Waktu yang kami luangkan pada penelitian harus dianggap penting, karena waktu tersebut sebenarnya juga dapat kami gunakan untuk bekerja. Paling tidak, setelah selesai pengumpulan data atau berdiskusi mahasiswa harus tetap berkorespondensi dengan kami, sehingga kami bisa mengetahui hasil dari penelitian etnografi atau diskusi yang dilakukan. Apabila tidak memungkinkan bagi mahasiswa untuk memberikan kompensasi yang bersifat materil, setidaknya mereka harus sopan dan berkomunikasi kepada kami sampai akhir proses penelitian.
Kami tahu bahwa praktik penelitian yang beretika dapat dilakukan, seperti yang sudah kami lihat pada berbagai penelitian lainnya. Tetapi, bagi kami, seringkali kami masih menemukan mahasiswa hilang begitu saja setelah menyelesaikan pengumpulan data. Mungkin mereka hanya membutuhkan data untuk skripsi atau tugas, tetapi bukannya lebih baik jika mereka melakukan penelitian etnografi untuk studi mereka, mereka tetap menjalin hubungan baik dengan kami? Mungkin saja bisa ada kolaborasi lainnya yang bisa dilakukan di masa mendatang. Namun sayangnya, mereka langsung menghilang.
Dikarenakan berbagai pengalaman ini, Sanggar Swara akhir-akhir ini menjadi lebih ketat apabila ada mahasiswa yang ingin melakukan penelitian. Kami akan terlebih dahulu menanyakan hasil apa yang bisa kami manfaatkan dari penelitian yang dilakukan – misalnya hasil penelitian etnografi tersebut bisa dimasukkan sebagai portofolio Sanggar Swara di website.

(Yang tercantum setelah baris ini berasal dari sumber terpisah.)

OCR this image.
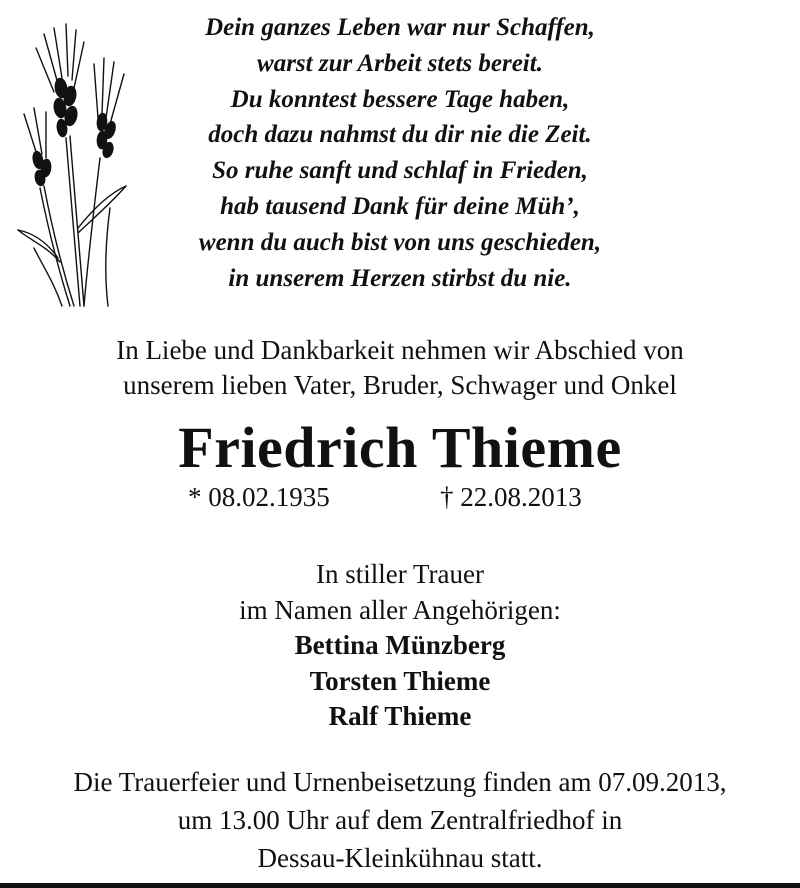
Dein ganzes Leben war nur Schaffen,
warst zur Arbeit stets bereit.
Du konntest bessere Tage haben,
doch dazu nahmst du dir nie die Zeit.
So ruhe sanft und schlaf in Frieden,
hab tausend Dank für deine Müh’,
wenn du auch bist von uns geschieden,
in unserem Herzen stirbst du nie.
In Liebe und Dankbarkeit nehmen wir Abschied von
unserem lieben Vater, Bruder, Schwager und Onkel
Friedrich Thieme
* 08.02.1935	† 22.08.2013
In stiller Trauer
im Namen aller Angehörigen:
Bettina Münzberg
Torsten Thieme
Ralf Thieme
Die Trauerfeier und Urnenbeisetzung finden am 07.09.2013,
um 13.00 Uhr auf dem Zentralfriedhof in
Dessau-Kleinkühnau statt.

Tetapi sampai sekarang, berbagai konten tersebut belum tersedia – sehingga kami memberlakukan protokol bagi mereka yang ingin melakukan riset bersama kami. Pada akhirnya, mereka yang ingin melakukan penelitian setidaknya harus membagikan hasil penelitiannya kepada kami, sehingga kami dapat menggunakannya di masa mendatang.